Tras meses en receso, el club político más poderoso y exclusivo sesiona. Quizás fue así: “El alcalde de Santiago, a propósito del carnaval, llegó disfrazado de esqueleto.
Saludó a los danilistas diciéndoles “¡Buuuu!” y estos respondían manoteando, excepto el dinosaurio alfa quien soltó un san Antonio.

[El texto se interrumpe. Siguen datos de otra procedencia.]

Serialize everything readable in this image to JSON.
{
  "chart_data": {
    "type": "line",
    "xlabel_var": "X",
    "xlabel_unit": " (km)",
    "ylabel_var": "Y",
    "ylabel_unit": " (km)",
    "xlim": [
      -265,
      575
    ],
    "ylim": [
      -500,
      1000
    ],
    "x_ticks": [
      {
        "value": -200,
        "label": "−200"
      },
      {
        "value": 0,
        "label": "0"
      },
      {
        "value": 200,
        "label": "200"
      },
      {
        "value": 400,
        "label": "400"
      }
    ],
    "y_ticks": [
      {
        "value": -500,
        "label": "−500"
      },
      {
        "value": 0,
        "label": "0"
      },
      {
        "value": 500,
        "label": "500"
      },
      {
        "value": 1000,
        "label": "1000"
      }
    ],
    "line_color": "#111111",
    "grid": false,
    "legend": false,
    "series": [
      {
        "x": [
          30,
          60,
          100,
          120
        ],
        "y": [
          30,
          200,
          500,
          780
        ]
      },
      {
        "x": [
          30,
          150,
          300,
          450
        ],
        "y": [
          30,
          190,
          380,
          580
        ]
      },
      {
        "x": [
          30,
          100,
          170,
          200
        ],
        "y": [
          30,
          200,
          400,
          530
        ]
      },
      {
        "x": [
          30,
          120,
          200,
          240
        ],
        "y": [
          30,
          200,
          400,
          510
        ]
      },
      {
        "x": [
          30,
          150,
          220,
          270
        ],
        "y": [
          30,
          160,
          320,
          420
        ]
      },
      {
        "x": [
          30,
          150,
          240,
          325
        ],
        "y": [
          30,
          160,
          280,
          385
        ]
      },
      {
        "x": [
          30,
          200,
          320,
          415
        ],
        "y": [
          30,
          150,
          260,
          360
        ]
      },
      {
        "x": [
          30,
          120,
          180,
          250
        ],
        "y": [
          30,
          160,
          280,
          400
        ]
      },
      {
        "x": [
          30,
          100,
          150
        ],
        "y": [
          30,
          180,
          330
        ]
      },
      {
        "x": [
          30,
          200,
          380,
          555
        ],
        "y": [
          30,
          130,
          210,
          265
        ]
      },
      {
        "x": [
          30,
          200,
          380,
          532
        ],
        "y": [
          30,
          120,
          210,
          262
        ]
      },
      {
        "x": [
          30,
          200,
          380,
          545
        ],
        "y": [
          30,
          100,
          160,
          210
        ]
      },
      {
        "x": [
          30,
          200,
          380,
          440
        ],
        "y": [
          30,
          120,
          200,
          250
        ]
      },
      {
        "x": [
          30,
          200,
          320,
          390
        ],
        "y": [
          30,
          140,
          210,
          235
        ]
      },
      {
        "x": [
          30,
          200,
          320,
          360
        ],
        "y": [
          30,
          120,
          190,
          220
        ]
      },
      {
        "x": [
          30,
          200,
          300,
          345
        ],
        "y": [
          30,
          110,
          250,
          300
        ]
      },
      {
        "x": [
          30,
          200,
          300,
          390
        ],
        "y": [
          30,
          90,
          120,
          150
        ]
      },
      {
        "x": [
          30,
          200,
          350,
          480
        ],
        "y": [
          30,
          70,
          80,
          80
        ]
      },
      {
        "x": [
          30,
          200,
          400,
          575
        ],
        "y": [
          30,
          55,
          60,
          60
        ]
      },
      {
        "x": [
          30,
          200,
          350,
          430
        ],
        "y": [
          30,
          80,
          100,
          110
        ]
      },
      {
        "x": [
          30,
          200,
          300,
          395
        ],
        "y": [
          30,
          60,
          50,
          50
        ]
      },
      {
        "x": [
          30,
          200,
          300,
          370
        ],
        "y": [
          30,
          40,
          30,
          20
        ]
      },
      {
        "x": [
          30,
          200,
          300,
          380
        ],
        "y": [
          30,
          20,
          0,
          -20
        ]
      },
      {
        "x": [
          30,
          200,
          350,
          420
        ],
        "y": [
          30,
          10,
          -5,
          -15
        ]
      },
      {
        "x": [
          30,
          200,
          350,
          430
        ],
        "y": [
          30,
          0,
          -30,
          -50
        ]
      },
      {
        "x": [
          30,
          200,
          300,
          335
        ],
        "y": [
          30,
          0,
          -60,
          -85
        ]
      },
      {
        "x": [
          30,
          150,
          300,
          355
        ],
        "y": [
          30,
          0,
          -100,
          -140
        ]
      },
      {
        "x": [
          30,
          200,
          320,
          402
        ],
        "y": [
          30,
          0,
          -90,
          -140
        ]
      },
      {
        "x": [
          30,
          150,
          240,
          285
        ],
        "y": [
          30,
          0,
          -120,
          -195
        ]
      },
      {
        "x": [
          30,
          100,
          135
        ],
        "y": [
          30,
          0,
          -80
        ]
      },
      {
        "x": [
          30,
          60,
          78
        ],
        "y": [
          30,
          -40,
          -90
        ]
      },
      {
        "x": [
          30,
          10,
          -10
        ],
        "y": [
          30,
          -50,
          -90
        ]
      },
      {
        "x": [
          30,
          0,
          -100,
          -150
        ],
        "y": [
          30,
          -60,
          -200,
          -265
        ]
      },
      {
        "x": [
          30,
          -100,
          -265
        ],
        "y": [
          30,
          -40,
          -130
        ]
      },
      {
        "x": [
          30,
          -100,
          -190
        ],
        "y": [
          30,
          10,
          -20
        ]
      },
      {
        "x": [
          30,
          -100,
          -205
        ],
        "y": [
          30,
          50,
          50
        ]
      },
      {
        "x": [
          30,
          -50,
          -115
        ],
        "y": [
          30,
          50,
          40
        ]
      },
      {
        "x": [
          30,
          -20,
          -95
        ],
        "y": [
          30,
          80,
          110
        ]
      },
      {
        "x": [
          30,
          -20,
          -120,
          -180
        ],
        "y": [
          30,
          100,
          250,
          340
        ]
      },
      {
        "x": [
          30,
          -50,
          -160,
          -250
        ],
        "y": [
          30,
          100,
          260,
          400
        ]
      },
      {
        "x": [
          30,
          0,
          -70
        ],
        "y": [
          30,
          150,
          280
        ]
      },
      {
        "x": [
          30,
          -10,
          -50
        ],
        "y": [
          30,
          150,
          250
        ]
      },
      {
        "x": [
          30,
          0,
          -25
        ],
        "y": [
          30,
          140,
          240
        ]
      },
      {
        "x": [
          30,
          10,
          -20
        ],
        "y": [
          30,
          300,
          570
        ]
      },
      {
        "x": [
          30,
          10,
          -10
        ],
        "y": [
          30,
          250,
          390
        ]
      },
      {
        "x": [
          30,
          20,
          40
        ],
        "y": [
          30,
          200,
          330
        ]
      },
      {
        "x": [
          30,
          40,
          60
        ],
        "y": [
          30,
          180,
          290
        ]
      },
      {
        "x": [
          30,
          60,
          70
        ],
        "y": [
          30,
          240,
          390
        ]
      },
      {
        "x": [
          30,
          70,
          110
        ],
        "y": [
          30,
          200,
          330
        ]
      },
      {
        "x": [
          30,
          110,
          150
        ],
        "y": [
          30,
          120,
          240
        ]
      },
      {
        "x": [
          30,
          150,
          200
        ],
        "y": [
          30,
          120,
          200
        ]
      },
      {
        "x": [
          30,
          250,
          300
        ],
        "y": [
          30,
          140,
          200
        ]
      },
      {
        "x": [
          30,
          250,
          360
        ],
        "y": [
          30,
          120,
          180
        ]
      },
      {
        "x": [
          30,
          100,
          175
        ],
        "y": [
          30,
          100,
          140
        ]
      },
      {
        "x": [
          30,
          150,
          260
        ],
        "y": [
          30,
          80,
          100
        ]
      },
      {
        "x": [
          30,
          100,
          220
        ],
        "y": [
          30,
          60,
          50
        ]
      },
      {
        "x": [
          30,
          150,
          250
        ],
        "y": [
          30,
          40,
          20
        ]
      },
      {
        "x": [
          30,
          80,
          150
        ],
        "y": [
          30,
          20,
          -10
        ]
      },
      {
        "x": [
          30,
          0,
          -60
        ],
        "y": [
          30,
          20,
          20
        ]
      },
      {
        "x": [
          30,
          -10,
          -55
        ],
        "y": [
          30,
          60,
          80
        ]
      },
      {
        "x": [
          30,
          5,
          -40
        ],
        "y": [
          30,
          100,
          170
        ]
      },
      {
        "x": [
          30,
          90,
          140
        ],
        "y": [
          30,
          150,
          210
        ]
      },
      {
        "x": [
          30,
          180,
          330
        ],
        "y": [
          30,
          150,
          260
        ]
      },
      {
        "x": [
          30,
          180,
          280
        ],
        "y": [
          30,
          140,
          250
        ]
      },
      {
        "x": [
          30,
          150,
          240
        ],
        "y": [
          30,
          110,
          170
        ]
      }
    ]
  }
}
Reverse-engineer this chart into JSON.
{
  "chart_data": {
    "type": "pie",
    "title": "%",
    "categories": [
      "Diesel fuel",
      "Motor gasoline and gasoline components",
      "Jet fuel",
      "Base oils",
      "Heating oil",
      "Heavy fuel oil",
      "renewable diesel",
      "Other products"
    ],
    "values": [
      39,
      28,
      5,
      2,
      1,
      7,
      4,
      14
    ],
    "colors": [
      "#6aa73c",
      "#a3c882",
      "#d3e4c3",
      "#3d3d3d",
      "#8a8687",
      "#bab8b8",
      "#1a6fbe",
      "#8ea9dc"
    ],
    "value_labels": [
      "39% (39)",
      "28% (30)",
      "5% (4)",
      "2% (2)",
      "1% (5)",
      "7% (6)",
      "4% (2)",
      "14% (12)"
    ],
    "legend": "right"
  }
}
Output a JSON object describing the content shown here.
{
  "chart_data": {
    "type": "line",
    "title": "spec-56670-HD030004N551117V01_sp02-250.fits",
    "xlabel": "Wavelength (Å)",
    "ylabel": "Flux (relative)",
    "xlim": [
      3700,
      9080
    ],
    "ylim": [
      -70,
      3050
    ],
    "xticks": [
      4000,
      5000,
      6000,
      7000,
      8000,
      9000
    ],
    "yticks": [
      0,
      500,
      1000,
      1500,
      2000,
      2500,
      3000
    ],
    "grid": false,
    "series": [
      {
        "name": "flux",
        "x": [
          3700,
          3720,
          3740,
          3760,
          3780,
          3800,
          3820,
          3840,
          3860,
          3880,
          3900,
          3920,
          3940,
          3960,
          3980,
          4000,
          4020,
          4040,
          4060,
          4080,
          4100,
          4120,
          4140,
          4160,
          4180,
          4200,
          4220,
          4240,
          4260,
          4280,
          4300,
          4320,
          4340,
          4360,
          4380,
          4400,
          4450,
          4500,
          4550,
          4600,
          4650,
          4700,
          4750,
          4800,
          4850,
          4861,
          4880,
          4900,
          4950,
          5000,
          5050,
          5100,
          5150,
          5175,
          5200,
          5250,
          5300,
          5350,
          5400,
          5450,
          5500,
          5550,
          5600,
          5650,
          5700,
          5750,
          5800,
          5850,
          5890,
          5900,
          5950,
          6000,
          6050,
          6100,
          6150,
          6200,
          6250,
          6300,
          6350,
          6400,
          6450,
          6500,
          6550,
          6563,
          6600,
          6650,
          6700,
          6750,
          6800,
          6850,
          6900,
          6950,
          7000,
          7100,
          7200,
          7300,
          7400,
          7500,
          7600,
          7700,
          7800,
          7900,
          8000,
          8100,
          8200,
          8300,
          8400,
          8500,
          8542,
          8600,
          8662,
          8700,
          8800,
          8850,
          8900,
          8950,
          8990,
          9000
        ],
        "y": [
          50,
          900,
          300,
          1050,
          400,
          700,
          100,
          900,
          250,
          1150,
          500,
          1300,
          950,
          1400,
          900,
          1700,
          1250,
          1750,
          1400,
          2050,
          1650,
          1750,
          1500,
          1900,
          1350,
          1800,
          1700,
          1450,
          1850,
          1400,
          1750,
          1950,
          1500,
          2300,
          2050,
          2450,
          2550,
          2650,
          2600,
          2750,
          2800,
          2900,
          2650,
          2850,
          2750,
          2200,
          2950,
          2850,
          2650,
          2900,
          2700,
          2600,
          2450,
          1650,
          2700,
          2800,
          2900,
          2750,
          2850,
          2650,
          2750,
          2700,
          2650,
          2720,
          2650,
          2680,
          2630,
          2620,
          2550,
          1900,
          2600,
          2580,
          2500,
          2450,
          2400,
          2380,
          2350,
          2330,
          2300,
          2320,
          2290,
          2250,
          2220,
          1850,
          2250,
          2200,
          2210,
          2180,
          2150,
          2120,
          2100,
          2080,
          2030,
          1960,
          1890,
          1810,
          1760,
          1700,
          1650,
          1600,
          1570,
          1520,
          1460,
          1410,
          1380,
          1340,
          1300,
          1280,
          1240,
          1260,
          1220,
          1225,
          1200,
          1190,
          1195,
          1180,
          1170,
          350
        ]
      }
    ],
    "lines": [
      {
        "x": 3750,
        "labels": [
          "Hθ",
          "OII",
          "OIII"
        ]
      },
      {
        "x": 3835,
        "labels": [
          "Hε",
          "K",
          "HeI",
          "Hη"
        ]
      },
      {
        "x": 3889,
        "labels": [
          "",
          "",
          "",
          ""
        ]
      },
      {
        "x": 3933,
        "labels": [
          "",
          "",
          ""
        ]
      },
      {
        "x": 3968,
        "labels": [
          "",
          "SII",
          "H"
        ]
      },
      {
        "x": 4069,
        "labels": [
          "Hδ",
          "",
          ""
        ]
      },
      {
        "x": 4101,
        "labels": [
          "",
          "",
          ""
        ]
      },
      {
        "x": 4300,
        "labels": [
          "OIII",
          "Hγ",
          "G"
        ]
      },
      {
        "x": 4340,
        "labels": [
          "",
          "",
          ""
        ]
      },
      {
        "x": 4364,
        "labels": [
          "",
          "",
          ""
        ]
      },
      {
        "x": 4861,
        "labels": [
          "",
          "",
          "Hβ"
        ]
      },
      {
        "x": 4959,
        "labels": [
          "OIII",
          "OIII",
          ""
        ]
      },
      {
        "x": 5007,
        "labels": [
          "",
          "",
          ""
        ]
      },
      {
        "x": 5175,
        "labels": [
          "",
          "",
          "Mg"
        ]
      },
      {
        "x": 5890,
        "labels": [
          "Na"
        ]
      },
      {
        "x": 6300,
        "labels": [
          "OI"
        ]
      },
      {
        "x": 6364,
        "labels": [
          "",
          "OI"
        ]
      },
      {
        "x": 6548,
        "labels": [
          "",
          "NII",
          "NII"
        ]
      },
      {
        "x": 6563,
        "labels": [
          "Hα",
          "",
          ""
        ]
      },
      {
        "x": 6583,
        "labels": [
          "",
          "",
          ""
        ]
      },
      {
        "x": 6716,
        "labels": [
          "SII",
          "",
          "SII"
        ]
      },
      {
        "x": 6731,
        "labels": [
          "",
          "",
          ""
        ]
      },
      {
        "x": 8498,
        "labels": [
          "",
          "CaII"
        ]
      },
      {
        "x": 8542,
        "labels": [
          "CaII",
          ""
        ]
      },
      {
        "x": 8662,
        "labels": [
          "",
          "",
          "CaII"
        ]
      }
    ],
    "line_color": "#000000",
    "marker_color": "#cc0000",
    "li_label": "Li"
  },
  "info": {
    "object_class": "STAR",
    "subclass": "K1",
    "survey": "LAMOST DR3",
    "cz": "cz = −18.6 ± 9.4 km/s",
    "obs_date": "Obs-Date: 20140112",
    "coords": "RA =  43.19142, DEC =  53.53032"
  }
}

Todos sonríen y abrazan como los senadores romanos cuando decidían juntos la suerte del imperio. Leonel lucía risueño, hasta que se sentaron y Reinaldo leyó la agenda.
Todos se enseriaron, no encarándose ni haciendo bembitas, pero asumiendo la grave circunstancia”.
La escena se disuelve. Pasamos a La Cassina, en un “flash-back” de apenas horas… Almuerzan Rondón, el presidente de los diputados y otros. Ninguno de niño soñó con un confit de pato.
Tercera secuencia del noticiero imaginado: Jean Alain recibe una llamada en inglés. Suda copiosamente. Responde “yes, that’s right. Ok!”.
El mensaje podría ser bueno o muy malo, “asigún”: “¿Lo harán ustedes o nosotros?”.